Selasa, 27 November 2012

Saksi Pohon KenariKu

Seperti biasa di bawah pohon kenari itu seorang ibu tua menyandarkan tubuhnya, tubuh yang lemas, rentan serta kering. Usianya kini telah 65 tahun, meski tubuhnya tak sekuat dulu, ia merelakan tenaganya untuk menaiki bukit kecil ini hanya sekedar menyandarkan tubuhnya di pohon kenari ini.  Butuh  satu jam untuk bisa sampai ke pohon kesayanganya ini. Meski berbeda dengan 20 tahun lalu yang hanya butuh waktu 15 menit untuk sampai. Semilir angin menghepas tubuh kecilnya. Di lihatnya langit begitu teriknya siang ini,untunglah ada pohon pelindung ini, pikirnya. Sungguh tenangnya bersandar disini. Matanya kini bekeliaran memandangi lautan rumah berpetak-petak yang luas. “Padat sekali tanah ini sekarang”, gumamnya. Ahh ..jaman apa ini tanahku yang dulu hijau tersihir menjadi tanah tandus.
Dulu sebelum bangunan-bangunan itu berdiri memadati tanahku, tanah itu berwarna hijau yang sayuk. Jadi teringat 50 tahun yang lalu, saat teman-temanku asyik bermain aku lebih memilih untuk menaiki bukit dan menyandarkan tubuh di bawah pohon kenari. Aku suka dengan alam di bawah bukit, terasa segar di pandang. Tak hanya itu dari situlah awal aku bisa melukis. Lihat saja di rumahku lukisan-lukisanku terpampang dimana saja di sudut rumah. Lalu ide-ideku keluar, semakin lancar aku ungkapkan melukisku. Dan semua bertemakan tentang alamku, tanahku, dan hijauku.
Disetiap hari selalu aku sempatkan duduk di bawah pohon kenari, walau hanya terdiam membisu karena tak ada siapapun di sini.
Suatu hari setelah seharian membantu mamak ku berjualan di pasar bukit bawah. Di suatu gang kecil yang selalu aku lewati entah mengapa aku seperti mendegar perbincangan yang menyangkut desa di bawah bukit pohon kenariku.
“ Untung besar kita pak, telah menjual tanah- tanah disini, warga kita ini cuma manut-manut saja, mereka tidak tau apa yang kita lakukan.” Kudegar suara perckapan antara pak lurah dengan seorang bangsawan sebrang. Lalu mereka tertawa besar yang menakutkan.
Sampai lah aku di pohon kenariku ini, berfikirlah sejenak aku disni. Memandangi alam desaku yang masih bersih ini.
10 tahun kemudian, tanah ini berdiri bangunan-bangunan yang lebih modern. Selama 10 tahun terakhir perekonomian warga juga menurun drastis. Sawah kini sudah miskin, tak sekaya dulu lagi. Akhirnya kelaparan pun terjadi.

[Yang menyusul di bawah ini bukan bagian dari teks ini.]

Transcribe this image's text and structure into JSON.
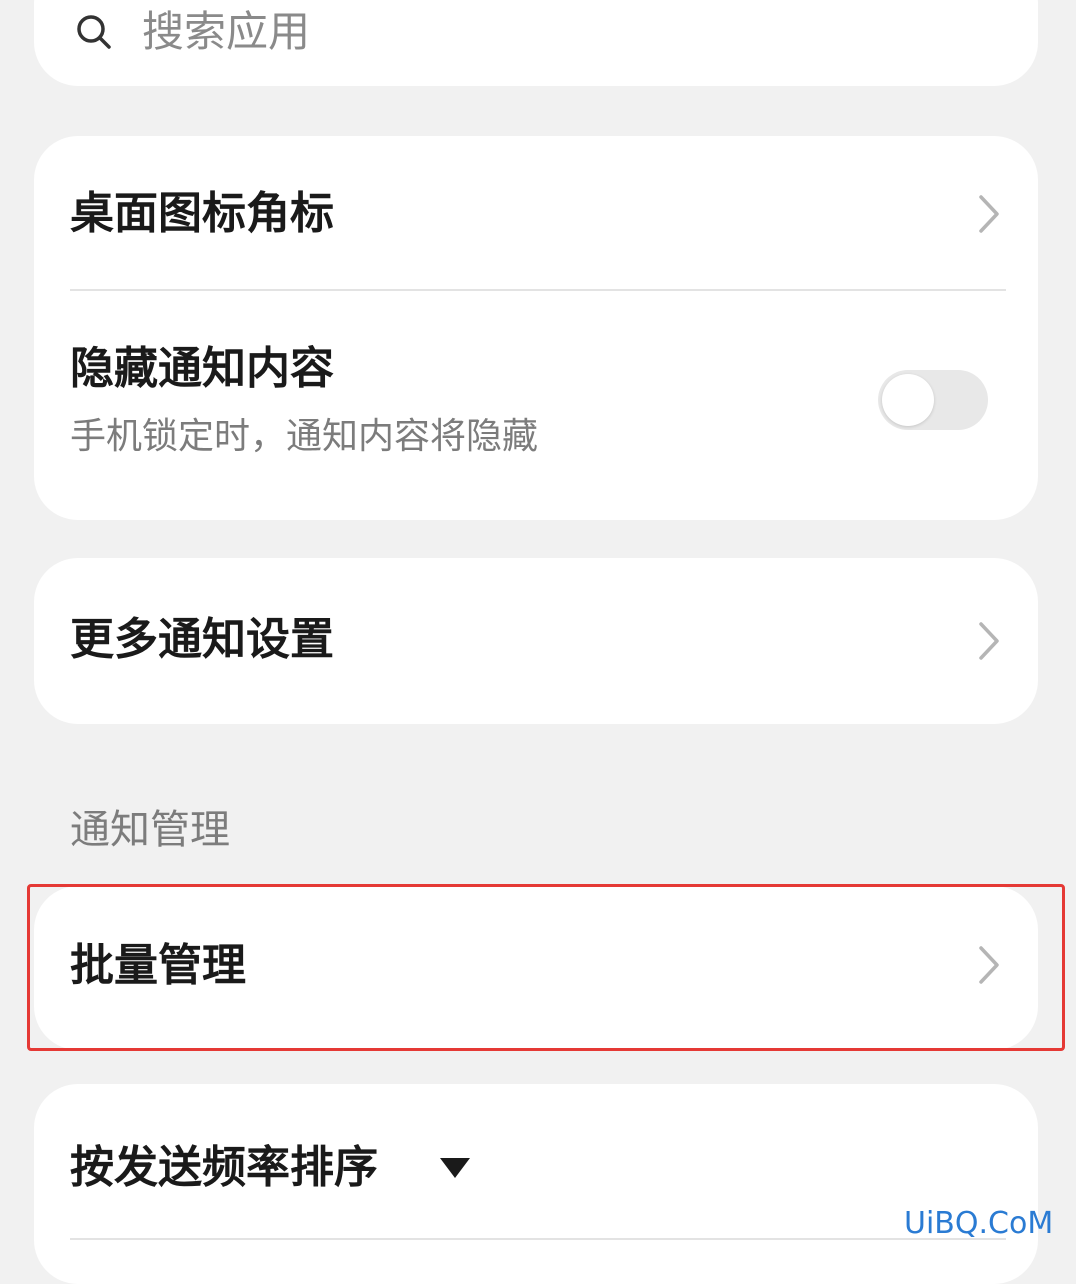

Berkembang pesatnya desa bawah bukit, orang- orang luar silih berganti menempati desa ini. banyak penginvestor tanah disni karena tanah di sini benar-benar menjanjikan. Tapi mereka melupakan sesuatu. Hanya keuntungan saja yang mereka pikir. Membangun dan membangun tanpa mempedulikan lingkungan lagi.
Ku pandangi tanah coklat di bawahku “mengapa kau mau jadi begini tanahku, di jejali bagunan-bangunan ngeri ini”, gersahnya. Ini semua berawal dari seorang yang mengaku paling tangguh, paling benar dan paling berkuasa yang mengambil mahkotamu tanah. Aku tau kau merasa sangat terpaksa dengan kondisimu dan menyerahkan semuanya.
Ku hirup udara memang sudah tak seperti dulu lagi, sedih rasanya jika mengingat masa lalu. Semua sudah berubah tak seapik dulu lagi.
Sore ini entah mengapa awan putih yang berhawa panas berganti menjadi awan hitam yang sedikit demi sedikit berkumpul dan akhirnya menjadi gelap karena mendung. Lalu setelah itu tumpahan air sedikit demi sedikit menjadi deras. Meski hujan lebat aku tetap bersandar pada pohon kenariku. Tak terlalu basa karna ada sahabatku daun-daun yang menjadi gentingku.
“BUUURRRRR.....SRRRRTTT..” tiba- tiba suara itu datang dari desa bukit bawah. 15 menit kemudian tanah di bawahku menjadi lautan air. Bangunan-bangunan itu akhirnya tegenang air.